In this class, students will prepare for extensive undergraduate work in English Studies by exploring different aspects of the field, especially as it is manifested in our department. We will engage Composition Studies & Rhetoric; Creative Writing; and Literary & Cultural Studies. This class will meet face-to-face.

Part of the semester will be devoted to exploring in depth keywords for English Studies as constituted today, ranging from form and content to the rhetorical triangle to race and queer. Students will work with the Bedford Glossary of Critical and Literary Terms for these keywords. We will also review common practices of English Studies such as close reading, research, workshopping, and rhetorical analysis.

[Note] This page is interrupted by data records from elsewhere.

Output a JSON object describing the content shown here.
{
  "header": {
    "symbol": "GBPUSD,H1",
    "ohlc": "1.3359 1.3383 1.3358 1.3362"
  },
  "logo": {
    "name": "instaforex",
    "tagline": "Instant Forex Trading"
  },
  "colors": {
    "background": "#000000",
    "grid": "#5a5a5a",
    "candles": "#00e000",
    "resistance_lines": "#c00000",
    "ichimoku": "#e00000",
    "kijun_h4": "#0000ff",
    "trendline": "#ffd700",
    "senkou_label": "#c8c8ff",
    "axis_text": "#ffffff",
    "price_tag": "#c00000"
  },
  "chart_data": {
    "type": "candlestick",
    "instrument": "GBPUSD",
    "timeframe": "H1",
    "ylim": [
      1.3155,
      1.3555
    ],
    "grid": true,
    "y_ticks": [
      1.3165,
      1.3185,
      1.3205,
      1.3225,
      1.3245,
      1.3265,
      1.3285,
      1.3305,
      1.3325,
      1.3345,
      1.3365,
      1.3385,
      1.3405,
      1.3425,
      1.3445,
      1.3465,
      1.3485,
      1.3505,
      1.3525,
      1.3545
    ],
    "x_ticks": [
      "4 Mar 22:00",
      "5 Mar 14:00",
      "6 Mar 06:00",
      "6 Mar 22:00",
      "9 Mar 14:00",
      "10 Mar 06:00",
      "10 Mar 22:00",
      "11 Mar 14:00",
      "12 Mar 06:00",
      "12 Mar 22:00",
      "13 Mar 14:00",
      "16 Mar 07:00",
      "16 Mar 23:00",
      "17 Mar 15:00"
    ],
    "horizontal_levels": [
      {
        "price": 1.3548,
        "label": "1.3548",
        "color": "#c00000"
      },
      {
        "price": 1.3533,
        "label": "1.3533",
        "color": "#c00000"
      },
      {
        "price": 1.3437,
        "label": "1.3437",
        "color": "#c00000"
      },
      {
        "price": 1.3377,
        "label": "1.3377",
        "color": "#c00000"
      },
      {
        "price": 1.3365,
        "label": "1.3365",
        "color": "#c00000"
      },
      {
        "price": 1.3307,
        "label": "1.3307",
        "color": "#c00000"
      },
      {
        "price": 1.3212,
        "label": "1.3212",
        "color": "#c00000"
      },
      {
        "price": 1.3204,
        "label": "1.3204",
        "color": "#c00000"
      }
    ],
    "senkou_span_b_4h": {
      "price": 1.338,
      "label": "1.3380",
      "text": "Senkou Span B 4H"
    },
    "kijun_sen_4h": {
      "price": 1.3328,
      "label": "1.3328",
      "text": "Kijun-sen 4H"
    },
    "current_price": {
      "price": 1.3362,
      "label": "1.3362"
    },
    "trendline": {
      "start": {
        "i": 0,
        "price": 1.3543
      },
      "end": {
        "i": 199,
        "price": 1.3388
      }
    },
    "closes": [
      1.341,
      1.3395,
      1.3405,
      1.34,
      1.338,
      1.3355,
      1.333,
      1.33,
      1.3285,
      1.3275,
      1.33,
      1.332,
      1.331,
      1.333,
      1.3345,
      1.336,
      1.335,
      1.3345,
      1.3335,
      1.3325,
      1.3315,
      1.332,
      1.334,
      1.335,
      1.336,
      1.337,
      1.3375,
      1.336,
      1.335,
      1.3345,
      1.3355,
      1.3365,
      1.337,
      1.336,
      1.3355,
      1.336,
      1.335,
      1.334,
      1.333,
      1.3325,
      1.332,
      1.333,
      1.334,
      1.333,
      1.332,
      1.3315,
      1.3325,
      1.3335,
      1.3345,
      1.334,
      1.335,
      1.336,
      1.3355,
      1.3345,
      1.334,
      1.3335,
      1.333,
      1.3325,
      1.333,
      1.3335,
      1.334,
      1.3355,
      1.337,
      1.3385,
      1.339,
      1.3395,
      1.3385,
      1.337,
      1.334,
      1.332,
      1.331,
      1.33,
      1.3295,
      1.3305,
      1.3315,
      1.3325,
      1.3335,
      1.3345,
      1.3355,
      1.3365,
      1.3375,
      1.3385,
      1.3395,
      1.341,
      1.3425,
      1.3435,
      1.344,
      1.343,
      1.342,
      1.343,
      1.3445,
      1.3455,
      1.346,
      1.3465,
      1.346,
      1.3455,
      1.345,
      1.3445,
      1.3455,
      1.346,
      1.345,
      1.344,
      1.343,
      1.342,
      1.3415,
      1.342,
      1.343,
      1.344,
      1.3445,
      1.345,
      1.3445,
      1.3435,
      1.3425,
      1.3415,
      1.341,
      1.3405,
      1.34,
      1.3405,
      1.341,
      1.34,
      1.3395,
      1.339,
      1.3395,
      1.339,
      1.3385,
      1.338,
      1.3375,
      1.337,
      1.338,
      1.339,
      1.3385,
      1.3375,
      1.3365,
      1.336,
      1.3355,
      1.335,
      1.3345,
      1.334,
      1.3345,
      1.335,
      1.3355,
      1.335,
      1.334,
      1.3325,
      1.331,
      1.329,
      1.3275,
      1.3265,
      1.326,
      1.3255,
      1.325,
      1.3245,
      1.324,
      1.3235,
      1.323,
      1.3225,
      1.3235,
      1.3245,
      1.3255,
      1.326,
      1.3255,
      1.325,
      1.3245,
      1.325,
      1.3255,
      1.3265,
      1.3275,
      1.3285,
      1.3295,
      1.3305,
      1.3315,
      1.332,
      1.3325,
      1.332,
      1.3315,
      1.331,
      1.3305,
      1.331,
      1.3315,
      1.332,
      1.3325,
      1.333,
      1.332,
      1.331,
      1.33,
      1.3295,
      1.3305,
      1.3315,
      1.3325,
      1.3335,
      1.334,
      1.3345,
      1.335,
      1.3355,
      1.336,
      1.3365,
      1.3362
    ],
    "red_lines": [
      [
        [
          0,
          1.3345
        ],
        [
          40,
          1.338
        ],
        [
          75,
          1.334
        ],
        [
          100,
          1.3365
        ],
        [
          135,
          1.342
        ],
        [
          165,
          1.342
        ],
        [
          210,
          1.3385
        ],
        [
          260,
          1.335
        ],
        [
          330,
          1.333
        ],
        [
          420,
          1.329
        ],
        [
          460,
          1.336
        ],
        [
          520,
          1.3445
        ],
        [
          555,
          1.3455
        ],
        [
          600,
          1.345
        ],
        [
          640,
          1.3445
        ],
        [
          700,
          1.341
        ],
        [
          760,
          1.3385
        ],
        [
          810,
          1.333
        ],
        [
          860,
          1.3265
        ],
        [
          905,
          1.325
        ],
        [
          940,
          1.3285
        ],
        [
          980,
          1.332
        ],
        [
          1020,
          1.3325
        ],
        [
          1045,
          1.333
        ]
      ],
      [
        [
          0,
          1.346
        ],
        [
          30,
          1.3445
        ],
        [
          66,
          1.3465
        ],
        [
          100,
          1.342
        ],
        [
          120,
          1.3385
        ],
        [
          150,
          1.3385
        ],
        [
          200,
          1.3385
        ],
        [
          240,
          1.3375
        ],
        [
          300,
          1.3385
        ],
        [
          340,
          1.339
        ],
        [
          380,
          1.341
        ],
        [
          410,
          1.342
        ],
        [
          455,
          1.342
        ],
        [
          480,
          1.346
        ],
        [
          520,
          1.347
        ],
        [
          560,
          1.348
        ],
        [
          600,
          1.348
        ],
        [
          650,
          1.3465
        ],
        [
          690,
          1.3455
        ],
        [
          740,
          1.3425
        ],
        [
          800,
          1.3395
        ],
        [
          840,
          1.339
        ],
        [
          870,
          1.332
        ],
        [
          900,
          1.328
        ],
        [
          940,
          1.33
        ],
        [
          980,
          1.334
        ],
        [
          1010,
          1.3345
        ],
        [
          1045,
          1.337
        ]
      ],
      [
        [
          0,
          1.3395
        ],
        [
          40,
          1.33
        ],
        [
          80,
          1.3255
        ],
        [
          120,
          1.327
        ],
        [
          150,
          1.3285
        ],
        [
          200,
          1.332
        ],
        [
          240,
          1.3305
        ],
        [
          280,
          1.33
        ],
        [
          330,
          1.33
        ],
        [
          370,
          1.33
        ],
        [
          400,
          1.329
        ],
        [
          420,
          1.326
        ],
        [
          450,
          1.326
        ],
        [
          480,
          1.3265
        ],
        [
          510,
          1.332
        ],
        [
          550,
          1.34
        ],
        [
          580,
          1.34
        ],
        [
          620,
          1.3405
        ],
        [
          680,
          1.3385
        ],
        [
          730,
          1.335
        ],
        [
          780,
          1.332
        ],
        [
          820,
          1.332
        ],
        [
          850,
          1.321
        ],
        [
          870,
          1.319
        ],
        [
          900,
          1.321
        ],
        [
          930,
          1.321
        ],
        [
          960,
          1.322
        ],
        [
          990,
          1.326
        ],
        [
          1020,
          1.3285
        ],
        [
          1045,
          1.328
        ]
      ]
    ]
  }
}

Throughout, we will engage with literary and cultural texts alongside critical works to ground our discussions. The following are the literary and cultural texts: Shakespeare’s The Tempest (play), Kate Chopin’s The Awakening (novel), Anthony Burgess’s A Clockwork Orange (novel), Charlie Chaplin’s Modern Times (film), Jamaica Kincaid’s A Small Place (non-fiction/essay), Pink Floyd’s The Wall (music video), and poems by Hawaiian authors Wayne Westlake, Haunani-Kay Trask, and Brandy Nalani McDougall. Thus we will cover a variety of genres. Readings will also include critical/theoretical essays from Haunani-Kay Trask, Henry Louis Gates, Karl Marx, Edward Said, Judith Butler and others.

Students will purchase or otherwise have available (1) Murfin & Ray, Bedford Glossary of Critical and Literary TermsFourth Edition; 2. Jamaica Kincaid, A Small Place; and 3. Anthony Burgess, A Clockwork Orange. The rest of the material–literary as well as critical–will be made available as PDFs or as online material.

Students will write quizzes, short reflections, and longer critical and creative works. They will have opportunities to write in several modes representative of English Studies: critical review, rhetorical analysis, creative writing, argumentative essay, and more. This class has a Writing Intensive (WI) focus.